At times, it becomes tiresome, too much bluster and stadium sax and not enough genuine emotion. At others, it’s awe-inducing, proof that there is a power and inspiration in a union, catching your breath as those twelve thousand cry freedom during “Born To Run”. Springsteen’s at his best, though, when he calms down and brings that honourable masculinity to the fore, when he sweats quiet sincerity in a manner you realise has been almost lost from rock music. Be it the simple mantra of “may your hope give us hope” from “Into The Fire” or the raw poignancy of “You’re Missing”, Springsteen becomes himself best when he stops trying to be “Bruuuuuce”.

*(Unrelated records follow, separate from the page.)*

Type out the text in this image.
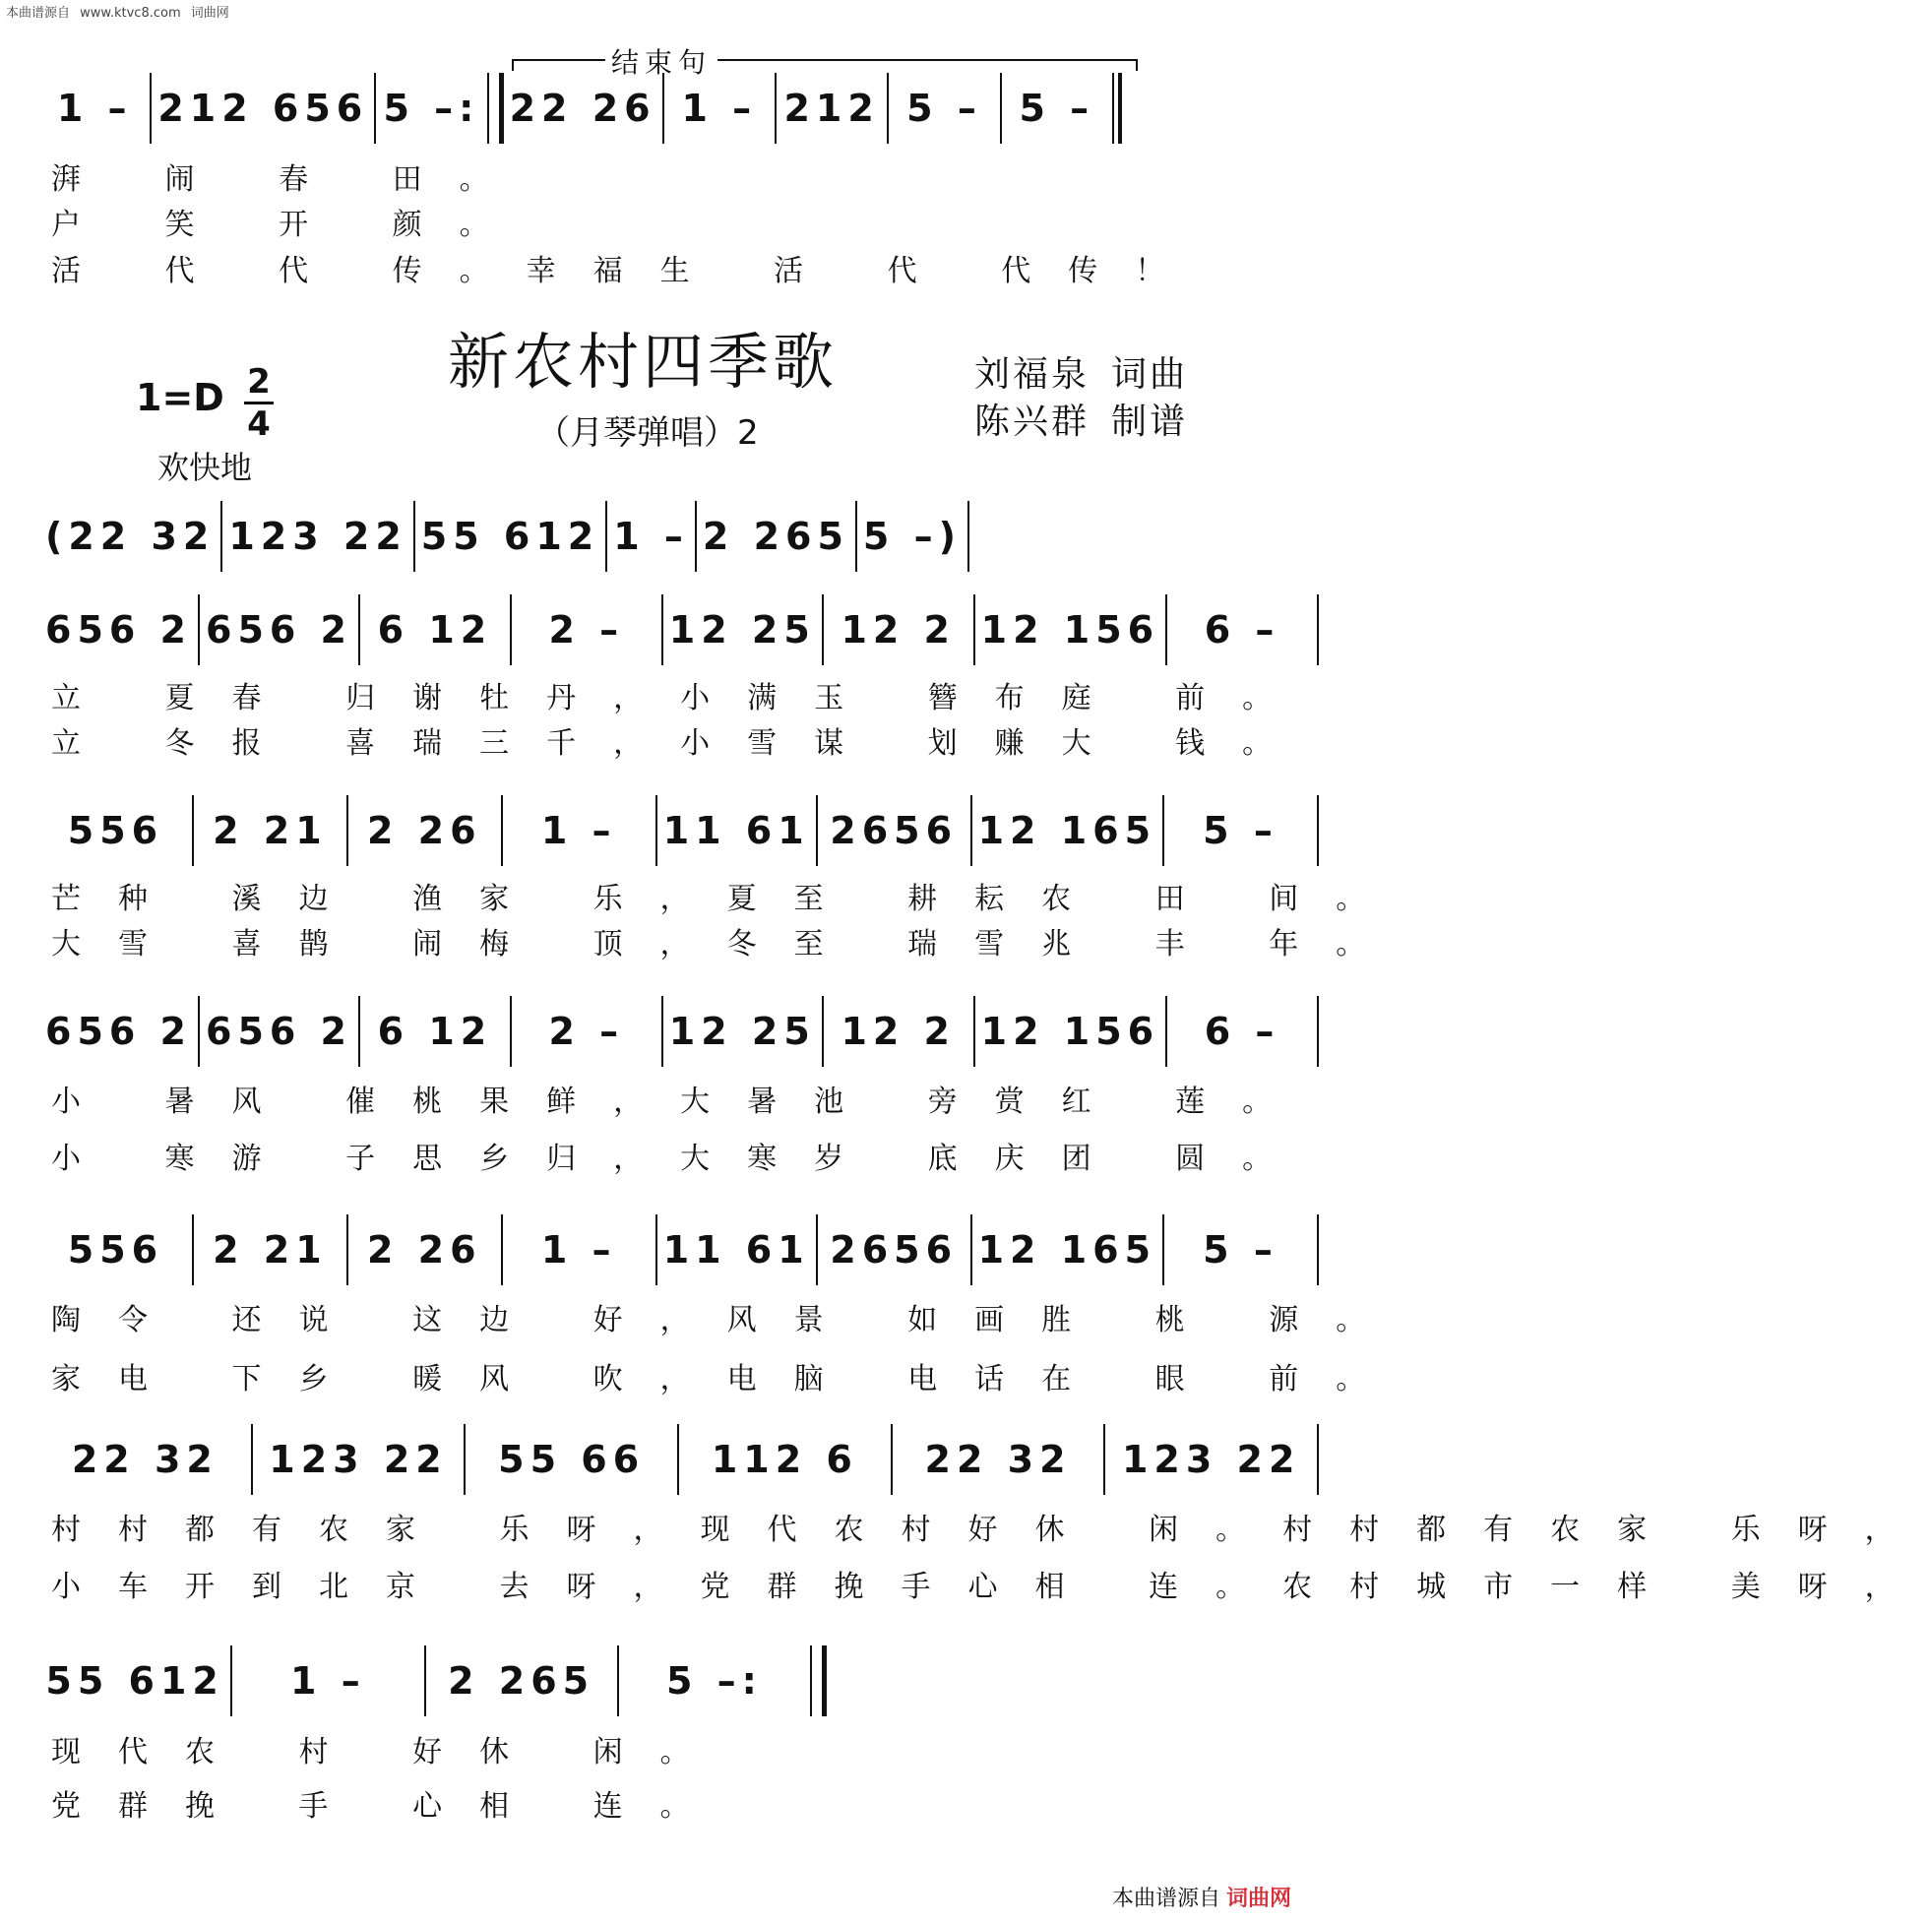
本曲谱源自 www.ktvc8.com 词曲网
结束句
新农村四季歌
（月琴弹唱）2
1=D 2
4
欢快地
刘福泉 词曲
陈兴群 制谱
1 – 212 656 5 –: 22 26 1 – 212 5 – 5 –
湃 闹 春 田。
户 笑 开 颜。
活 代 代 传。幸福生 活 代 代传！
(22 32 123 22 55 612 1 – 2 265 5 –)
656 2 656 2 6 12	2 –	12 25 12 2 12 156	6 –
立 夏春 归谢牡丹，小满玉 簪布庭 前。
立 冬报 喜瑞三千，小雪谋 划赚大 钱。
556	2 21	2 26	1 –	11 61 2656 12 165	5 –
芒种 溪边 渔家 乐，夏至 耕耘农 田 间。
大雪 喜鹊 闹梅 顶，冬至 瑞雪兆 丰 年。
656 2 656 2 6 12	2 –	12 25 12 2 12 156	6 –
小 暑风 催桃果鲜，大暑池 旁赏红 莲。
小 寒游 子思乡归，大寒岁 底庆团 圆。
556	2 21	2 26	1 –	11 61 2656 12 165	5 –
陶令 还说 这边 好，风景 如画胜 桃 源。
家电 下乡 暖风 吹，电脑 电话在 眼 前。
22 32	123 22	55 66	112 6	22 32	123 22
村村都有农家 乐呀，现代农村好休 闲。村村都有农家 乐呀，
小车开到北京 去呀，党群挽手心相 连。农村城市一样 美呀，
55 612	1 –	2 265	5 –:
现代农 村 好休 闲。
党群挽 手 心相 连。
本曲谱源自 词曲网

He ends with the hits of course, he’s not an idiot. “Dancing In The Dark”, possibly the greatest encapsulation of ennui and depression to be hidden in a jaunty melody (“I get up in the evening and I ain't got nothing to say/I come home in the morning/I go to bed feeling the same way/I ain't nothing but tired/I'm just tired and bored with myself”). “Born In The USA”, social comment pushed to the fore now, although you know there’s still plenty here missing the point. And “Born To Run” itself, naturally, his finest moment by several thousand furlongs.
In the end, you leave with respect in your heart. And, and, what is this feeling, could it be…? “Bruce, I fucking still love you,” blurts out one guy, unexpectedly. The Boss chuckles. “Yeah, but you know. Too much love drives a man insane.”